There is a display of rolling stock, including the Cavell Van which was built in 1919 and was a prototype of the vans used for mail. This van was used to carry the bodies of Nurse Edith Cavell, Capt Charles Fryatt and the Unknown Warrior from Dover to london after the First World War.
We were pulled by the Swedish Loco Norwegian, buiit in 1919 which arrived at the railway in 1971.
Bodiam Station is surrounded by the fertile East Sussex countryside, half a mile south of Bodiam Castle. The hop fields and hop pickers trains are long gone and the oast drying houses seen between the trees are now upmarket houses.

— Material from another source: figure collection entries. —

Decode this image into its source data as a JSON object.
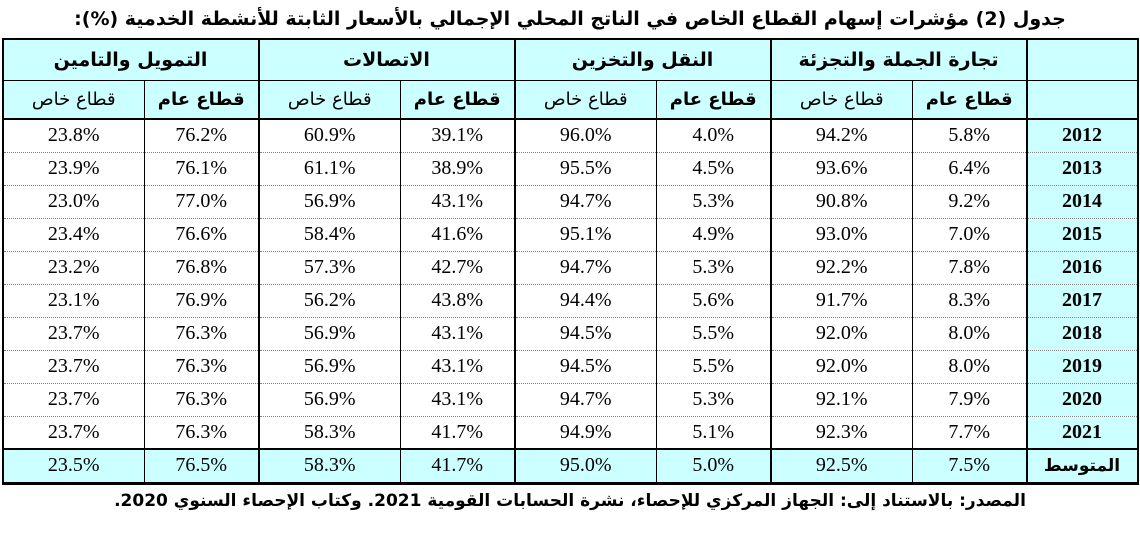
{
  "page": {
    "title": "جدول (2) مؤشرات إسهام القطاع الخاص في الناتج المحلي الإجمالي بالأسعار الثابتة للأنشطة الخدمية (%):",
    "source_note": "المصدر: بالاستناد إلى: الجهاز المركزي للإحصاء، نشرة الحسابات القومية 2021. وكتاب الإحصاء السنوي 2020."
  },
  "colors": {
    "header_bg": "#CCFFFF",
    "border": "#000000",
    "row_divider": "#808080",
    "text": "#000000",
    "page_bg": "#FFFFFF"
  },
  "table": {
    "year_column_header": "",
    "average_label": "المتوسط",
    "groups": [
      {
        "key": "trade",
        "label": "تجارة الجملة والتجزئة"
      },
      {
        "key": "transport",
        "label": "النقل والتخزين"
      },
      {
        "key": "communications",
        "label": "الاتصالات"
      },
      {
        "key": "finance",
        "label": "التمويل والتامين"
      }
    ],
    "subheaders": {
      "public": "قطاع عام",
      "private": "قطاع خاص"
    },
    "rows": [
      {
        "year": "2012",
        "average": false,
        "values": {
          "trade": {
            "public": "5.8%",
            "private": "94.2%"
          },
          "transport": {
            "public": "4.0%",
            "private": "96.0%"
          },
          "communications": {
            "public": "39.1%",
            "private": "60.9%"
          },
          "finance": {
            "public": "76.2%",
            "private": "23.8%"
          }
        }
      },
      {
        "year": "2013",
        "average": false,
        "values": {
          "trade": {
            "public": "6.4%",
            "private": "93.6%"
          },
          "transport": {
            "public": "4.5%",
            "private": "95.5%"
          },
          "communications": {
            "public": "38.9%",
            "private": "61.1%"
          },
          "finance": {
            "public": "76.1%",
            "private": "23.9%"
          }
        }
      },
      {
        "year": "2014",
        "average": false,
        "values": {
          "trade": {
            "public": "9.2%",
            "private": "90.8%"
          },
          "transport": {
            "public": "5.3%",
            "private": "94.7%"
          },
          "communications": {
            "public": "43.1%",
            "private": "56.9%"
          },
          "finance": {
            "public": "77.0%",
            "private": "23.0%"
          }
        }
      },
      {
        "year": "2015",
        "average": false,
        "values": {
          "trade": {
            "public": "7.0%",
            "private": "93.0%"
          },
          "transport": {
            "public": "4.9%",
            "private": "95.1%"
          },
          "communications": {
            "public": "41.6%",
            "private": "58.4%"
          },
          "finance": {
            "public": "76.6%",
            "private": "23.4%"
          }
        }
      },
      {
        "year": "2016",
        "average": false,
        "values": {
          "trade": {
            "public": "7.8%",
            "private": "92.2%"
          },
          "transport": {
            "public": "5.3%",
            "private": "94.7%"
          },
          "communications": {
            "public": "42.7%",
            "private": "57.3%"
          },
          "finance": {
            "public": "76.8%",
            "private": "23.2%"
          }
        }
      },
      {
        "year": "2017",
        "average": false,
        "values": {
          "trade": {
            "public": "8.3%",
            "private": "91.7%"
          },
          "transport": {
            "public": "5.6%",
            "private": "94.4%"
          },
          "communications": {
            "public": "43.8%",
            "private": "56.2%"
          },
          "finance": {
            "public": "76.9%",
            "private": "23.1%"
          }
        }
      },
      {
        "year": "2018",
        "average": false,
        "values": {
          "trade": {
            "public": "8.0%",
            "private": "92.0%"
          },
          "transport": {
            "public": "5.5%",
            "private": "94.5%"
          },
          "communications": {
            "public": "43.1%",
            "private": "56.9%"
          },
          "finance": {
            "public": "76.3%",
            "private": "23.7%"
          }
        }
      },
      {
        "year": "2019",
        "average": false,
        "values": {
          "trade": {
            "public": "8.0%",
            "private": "92.0%"
          },
          "transport": {
            "public": "5.5%",
            "private": "94.5%"
          },
          "communications": {
            "public": "43.1%",
            "private": "56.9%"
          },
          "finance": {
            "public": "76.3%",
            "private": "23.7%"
          }
        }
      },
      {
        "year": "2020",
        "average": false,
        "values": {
          "trade": {
            "public": "7.9%",
            "private": "92.1%"
          },
          "transport": {
            "public": "5.3%",
            "private": "94.7%"
          },
          "communications": {
            "public": "43.1%",
            "private": "56.9%"
          },
          "finance": {
            "public": "76.3%",
            "private": "23.7%"
          }
        }
      },
      {
        "year": "2021",
        "average": false,
        "values": {
          "trade": {
            "public": "7.7%",
            "private": "92.3%"
          },
          "transport": {
            "public": "5.1%",
            "private": "94.9%"
          },
          "communications": {
            "public": "41.7%",
            "private": "58.3%"
          },
          "finance": {
            "public": "76.3%",
            "private": "23.7%"
          }
        }
      },
      {
        "year": "المتوسط",
        "average": true,
        "values": {
          "trade": {
            "public": "7.5%",
            "private": "92.5%"
          },
          "transport": {
            "public": "5.0%",
            "private": "95.0%"
          },
          "communications": {
            "public": "41.7%",
            "private": "58.3%"
          },
          "finance": {
            "public": "76.5%",
            "private": "23.5%"
          }
        }
      }
    ]
  },
  "chart_data": {
    "type": "table",
    "title": "جدول (2) مؤشرات إسهام القطاع الخاص في الناتج المحلي الإجمالي بالأسعار الثابتة للأنشطة الخدمية (%)",
    "unit": "%",
    "categories": [
      "2012",
      "2013",
      "2014",
      "2015",
      "2016",
      "2017",
      "2018",
      "2019",
      "2020",
      "2021",
      "المتوسط"
    ],
    "series": [
      {
        "name": "تجارة الجملة والتجزئة - قطاع عام",
        "values": [
          5.8,
          6.4,
          9.2,
          7.0,
          7.8,
          8.3,
          8.0,
          8.0,
          7.9,
          7.7,
          7.5
        ]
      },
      {
        "name": "تجارة الجملة والتجزئة - قطاع خاص",
        "values": [
          94.2,
          93.6,
          90.8,
          93.0,
          92.2,
          91.7,
          92.0,
          92.0,
          92.1,
          92.3,
          92.5
        ]
      },
      {
        "name": "النقل والتخزين - قطاع عام",
        "values": [
          4.0,
          4.5,
          5.3,
          4.9,
          5.3,
          5.6,
          5.5,
          5.5,
          5.3,
          5.1,
          5.0
        ]
      },
      {
        "name": "النقل والتخزين - قطاع خاص",
        "values": [
          96.0,
          95.5,
          94.7,
          95.1,
          94.7,
          94.4,
          94.5,
          94.5,
          94.7,
          94.9,
          95.0
        ]
      },
      {
        "name": "الاتصالات - قطاع عام",
        "values": [
          39.1,
          38.9,
          43.1,
          41.6,
          42.7,
          43.8,
          43.1,
          43.1,
          43.1,
          41.7,
          41.7
        ]
      },
      {
        "name": "الاتصالات - قطاع خاص",
        "values": [
          60.9,
          61.1,
          56.9,
          58.4,
          57.3,
          56.2,
          56.9,
          56.9,
          56.9,
          58.3,
          58.3
        ]
      },
      {
        "name": "التمويل والتامين - قطاع عام",
        "values": [
          76.2,
          76.1,
          77.0,
          76.6,
          76.8,
          76.9,
          76.3,
          76.3,
          76.3,
          76.3,
          76.5
        ]
      },
      {
        "name": "التمويل والتامين - قطاع خاص",
        "values": [
          23.8,
          23.9,
          23.0,
          23.4,
          23.2,
          23.1,
          23.7,
          23.7,
          23.7,
          23.7,
          23.5
        ]
      }
    ]
  }
}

The first part of the run from Bodiam follows the River Rother closely. Small settlements can be seen on the drier land on the edge of the valley. This is fertile sheep country with small fields and a lot of woodland with bluebells.
Northiam Station is a small country station a mile from the village, still with its original buildings. The Pullman train was waiting to pass us here.
The railway crosses border from East Sussex into Kent. Land is low lying and wet in places.
Tokens are swapped at Wittersham Road signal box. We passed the diesel rail car service at Wittersham Road Station, the most isolated station on the railway and three miles from the village which is built on higher and drier land. The station buildings here came from Borth, near Aberystwyth and the signal box from Deal Junction.
Beyond Wittersham Road, the railway runs over the Rother Levels, an area of damp land at the back of Romney Marsh and crossed by drainage channels, with cricket bat willows growing along them This is good barn owl countryside with nesting boxes set up on poles.
Beyond Wittersham Road there are rows of what look line parallel channels running at right angles to the railway line. These are almost impossible to photograph and were used to farm freshwater crayfish for the London restaurant trade. They were kept topped up by a small reservoir.
The Loco works and engine sheds are at Rolvenden and locos stop here to take on water. The station buildings were demolished and were rebuilt when the railway line reopened.
Beyond Rolvenden the line runs through very attractive wooded countryside before the final 1:50 climb into Tenterden Station.
This is the main terminus of the line and the station building is the original with booking office. The shop is in what was the goods and parcel office. The carriage and wagon workshop is here and sidings are used to store coaches. The timber frame station refreshment room was Maidstone bus station until 1976. The Col Stephen’s Museum is across the line.